THE Preludes and Fugues of J S Bach and Dmitri Shostakovich could scarcely be more closely intertwined. Exactly 200 years after Bach died, Shostakovich heard young pianist Tatyana Nikolayeva play at the first international Bach competition in Leipzig, which he had been asked to judge, and began writing his own 24 responses, which she championed until her death after suffering a cerebral haemorrhage during a performance of them on America’s West Coast 25 years ago.

An opportunity to hear the works played together, as Glasgow-domiciled Hungarian Gustav Fenyo is doing over a series of five recitals in the bespoke environment of the City Halls Recital Room, is not to be missed, which accounts for the full house for the second of them on Wednesday evening.

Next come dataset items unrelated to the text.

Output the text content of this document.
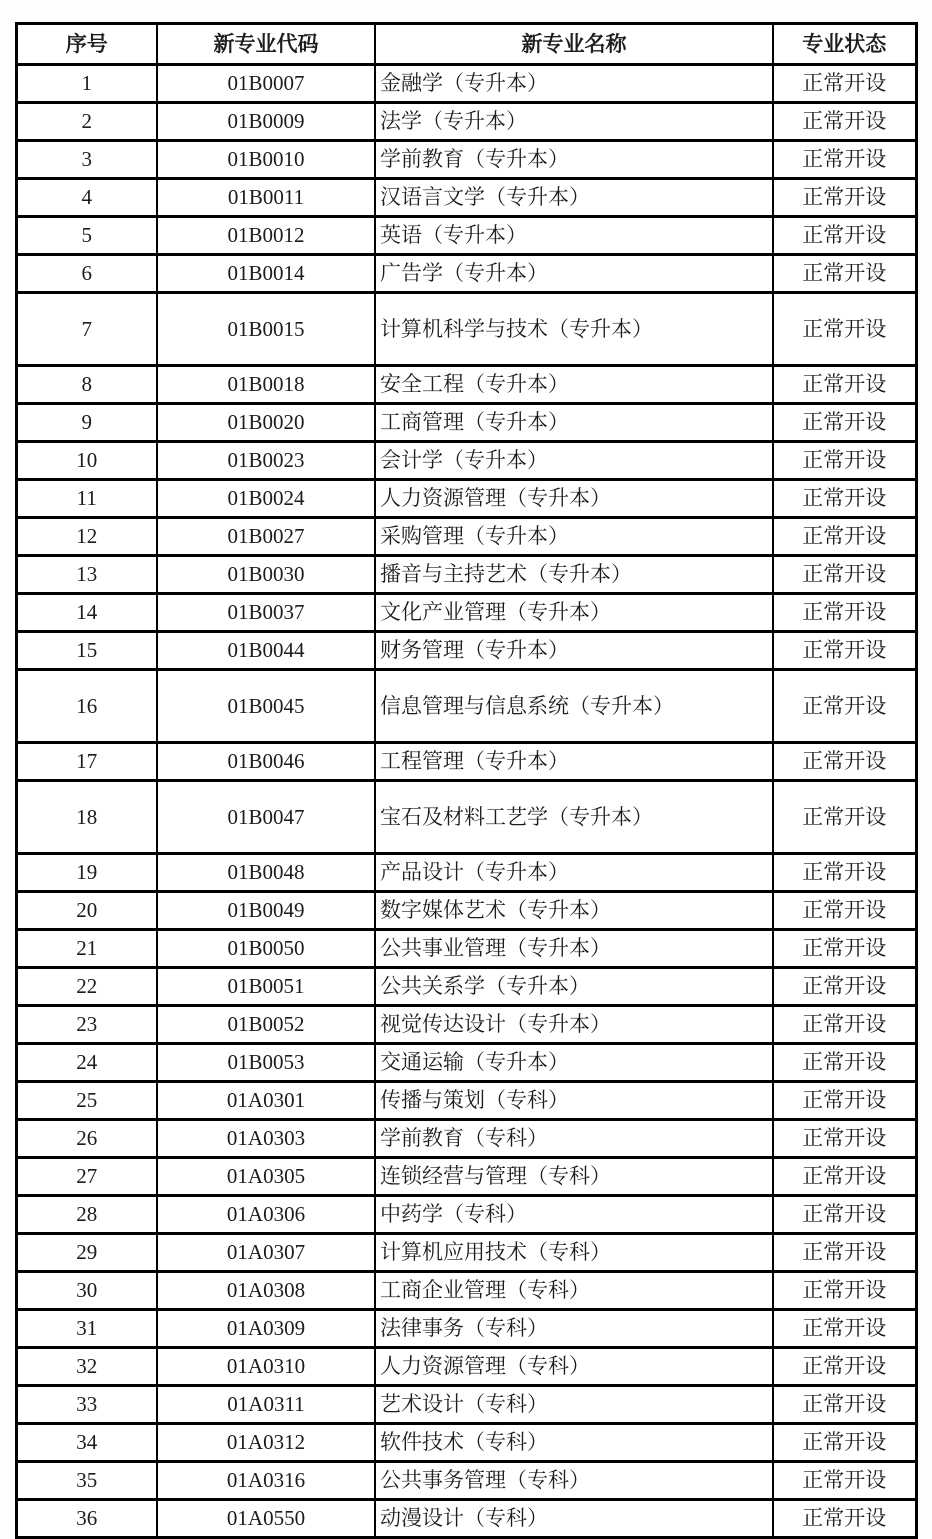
序号	新专业代码	新专业名称	专业状态
1	01B0007	金融学（专升本）	正常开设
2	01B0009	法学（专升本）	正常开设
3	01B0010	学前教育（专升本）	正常开设
4	01B0011	汉语言文学（专升本）	正常开设
5	01B0012	英语（专升本）	正常开设
6	01B0014	广告学（专升本）	正常开设
7	01B0015	计算机科学与技术（专升本）	正常开设
8	01B0018	安全工程（专升本）	正常开设
9	01B0020	工商管理（专升本）	正常开设
10	01B0023	会计学（专升本）	正常开设
11	01B0024	人力资源管理（专升本）	正常开设
12	01B0027	采购管理（专升本）	正常开设
13	01B0030	播音与主持艺术（专升本）	正常开设
14	01B0037	文化产业管理（专升本）	正常开设
15	01B0044	财务管理（专升本）	正常开设
16	01B0045	信息管理与信息系统（专升本）	正常开设
17	01B0046	工程管理（专升本）	正常开设
18	01B0047	宝石及材料工艺学（专升本）	正常开设
19	01B0048	产品设计（专升本）	正常开设
20	01B0049	数字媒体艺术（专升本）	正常开设
21	01B0050	公共事业管理（专升本）	正常开设
22	01B0051	公共关系学（专升本）	正常开设
23	01B0052	视觉传达设计（专升本）	正常开设
24	01B0053	交通运输（专升本）	正常开设
25	01A0301	传播与策划（专科）	正常开设
26	01A0303	学前教育（专科）	正常开设
27	01A0305	连锁经营与管理（专科）	正常开设
28	01A0306	中药学（专科）	正常开设
29	01A0307	计算机应用技术（专科）	正常开设
30	01A0308	工商企业管理（专科）	正常开设
31	01A0309	法律事务（专科）	正常开设
32	01A0310	人力资源管理（专科）	正常开设
33	01A0311	艺术设计（专科）	正常开设
34	01A0312	软件技术（专科）	正常开设
35	01A0316	公共事务管理（专科）	正常开设
36	01A0550	动漫设计（专科）	正常开设
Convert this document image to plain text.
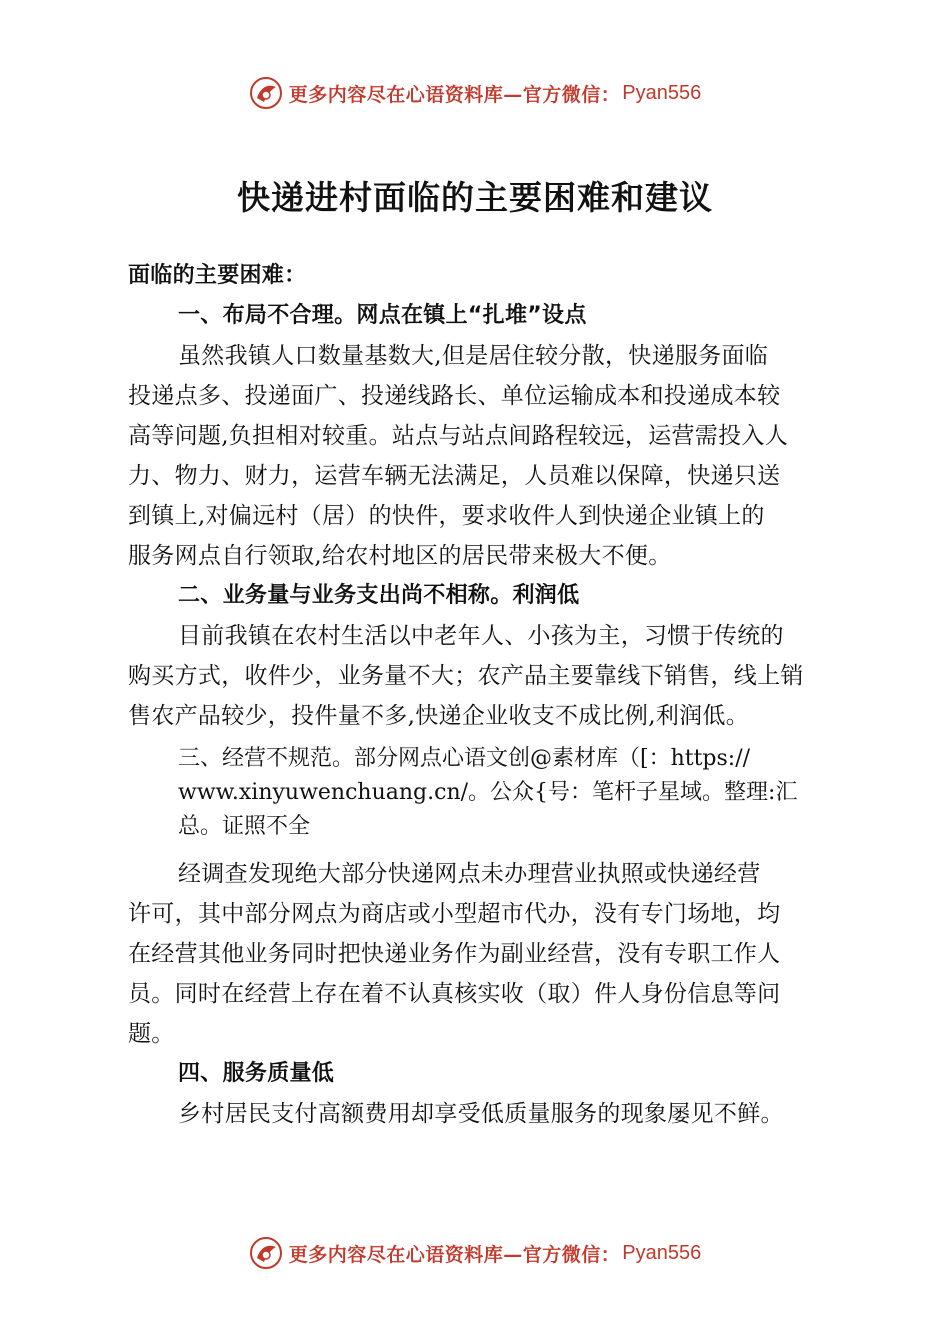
更多内容尽在心语资料库—官方微信： Pyan556
快递进村面临的主要困难和建议
面临的主要困难：
一、布局不合理。网点在镇上“扎堆”设点
虽然我镇人口数量基数大,但是居住较分散，快递服务面临
投递点多、投递面广、投递线路长、单位运输成本和投递成本较
高等问题,负担相对较重。站点与站点间路程较远，运营需投入人
力、物力、财力，运营车辆无法满足，人员难以保障，快递只送
到镇上,对偏远村（居）的快件，要求收件人到快递企业镇上的
服务网点自行领取,给农村地区的居民带来极大不便。
二、业务量与业务支出尚不相称。利润低
目前我镇在农村生活以中老年人、小孩为主，习惯于传统的
购买方式，收件少，业务量不大；农产品主要靠线下销售，线上销
售农产品较少，投件量不多,快递企业收支不成比例,利润低。
三、经营不规范。部分网点心语文创@素材库（[：https://
www.xinyuwenchuang.cn/。公众{号：笔杆子星域。整理:汇
总。证照不全
经调查发现绝大部分快递网点未办理营业执照或快递经营
许可，其中部分网点为商店或小型超市代办，没有专门场地，均
在经营其他业务同时把快递业务作为副业经营，没有专职工作人
员。同时在经营上存在着不认真核实收（取）件人身份信息等问
题。
四、服务质量低
乡村居民支付高额费用却享受低质量服务的现象屡见不鲜。
更多内容尽在心语资料库—官方微信： Pyan556
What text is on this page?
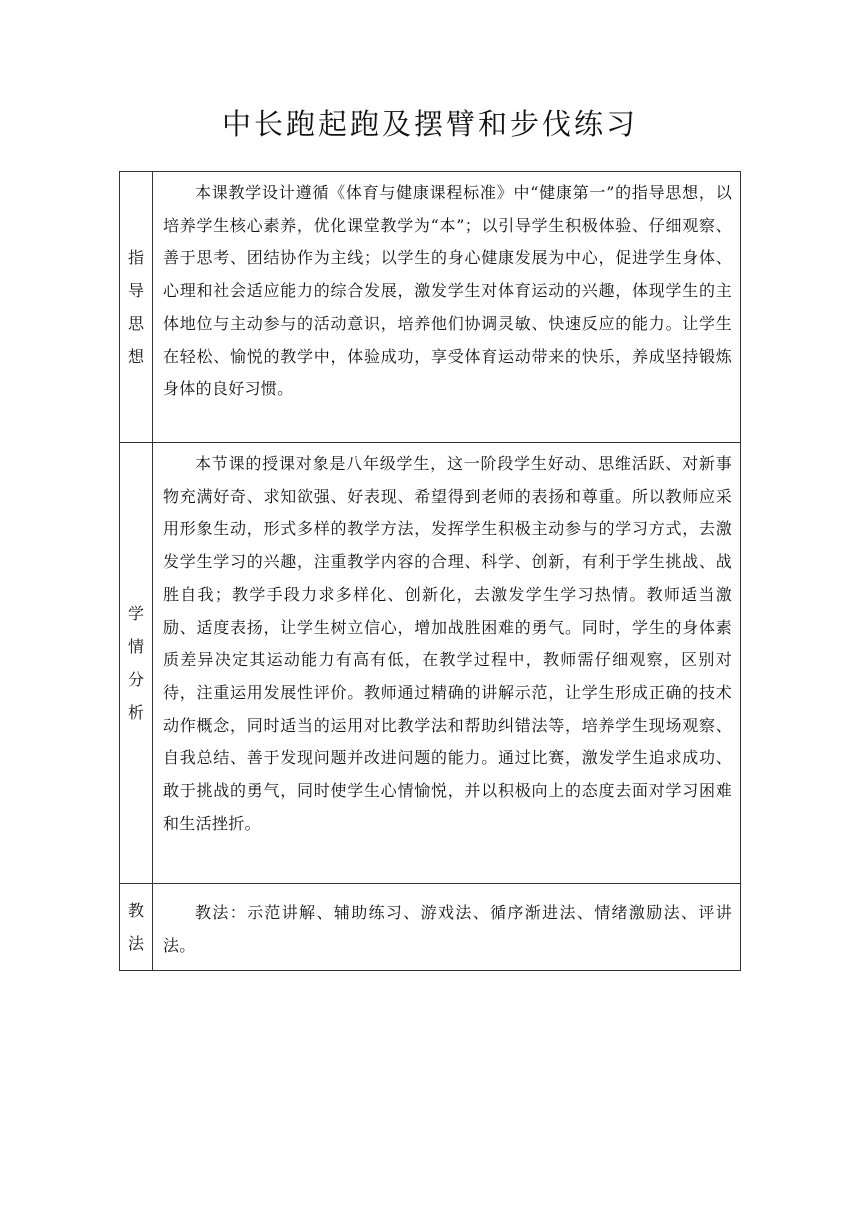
中长跑起跑及摆臂和步伐练习
指导思想	本课教学设计遵循《体育与健康课程标准》中“健康第一”的指导思想，以培养学生核心素养，优化课堂教学为“本”；以引导学生积极体验、仔细观察、善于思考、团结协作为主线；以学生的身心健康发展为中心，促进学生身体、心理和社会适应能力的综合发展，激发学生对体育运动的兴趣，体现学生的主体地位与主动参与的活动意识，培养他们协调灵敏、快速反应的能力。让学生在轻松、愉悦的教学中，体验成功，享受体育运动带来的快乐，养成坚持锻炼身体的良好习惯。

学情分析	本节课的授课对象是八年级学生，这一阶段学生好动、思维活跃、对新事物充满好奇、求知欲强、好表现、希望得到老师的表扬和尊重。所以教师应采用形象生动，形式多样的教学方法，发挥学生积极主动参与的学习方式，去激发学生学习的兴趣，注重教学内容的合理、科学、创新，有利于学生挑战、战胜自我；教学手段力求多样化、创新化，去激发学生学习热情。教师适当激励、适度表扬，让学生树立信心，增加战胜困难的勇气。同时，学生的身体素质差异决定其运动能力有高有低，在教学过程中，教师需仔细观察，区别对待，注重运用发展性评价。教师通过精确的讲解示范，让学生形成正确的技术动作概念，同时适当的运用对比教学法和帮助纠错法等，培养学生现场观察、自我总结、善于发现问题并改进问题的能力。通过比赛，激发学生追求成功、敢于挑战的勇气，同时使学生心情愉悦，并以积极向上的态度去面对学习困难和生活挫折。

教法	教法：示范讲解、辅助练习、游戏法、循序渐进法、情绪激励法、评讲法。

Fenyo has spent more time working in his native land and less in his adopted home of late, but he clearly still has a loyal fan-base. On Bach his style might sometimes seem a little sober or austere. Our relationship with the Baroque has shifted a bit from the precision, keyboard-mapping of the earlier years of historically-informed performance, and Fenyo does hark back to an era before the new looseness.

On the Shostakovich, although his manner does not change, he finds marvellous dynamic shading and expressiveness. Inspired by Bach’s more technical exercises they may be (and Fenyo will play all of both books of The Well-Tempered Clavier by the close of May 22), but it was also easy to hear the influence of Debussy in some of these pieces after listening to so much of that composer’s piano works in the centenary year of his death.

There must be few things that sound more Russian, however, than the repeated figure in the Fugue of No. 6 in B Minor, and while the Prelude of No.9 in E Major, which concluded this concert, could be no-one but Shostakovich, appropriately the Fugue that derives from it is the most Bach-like.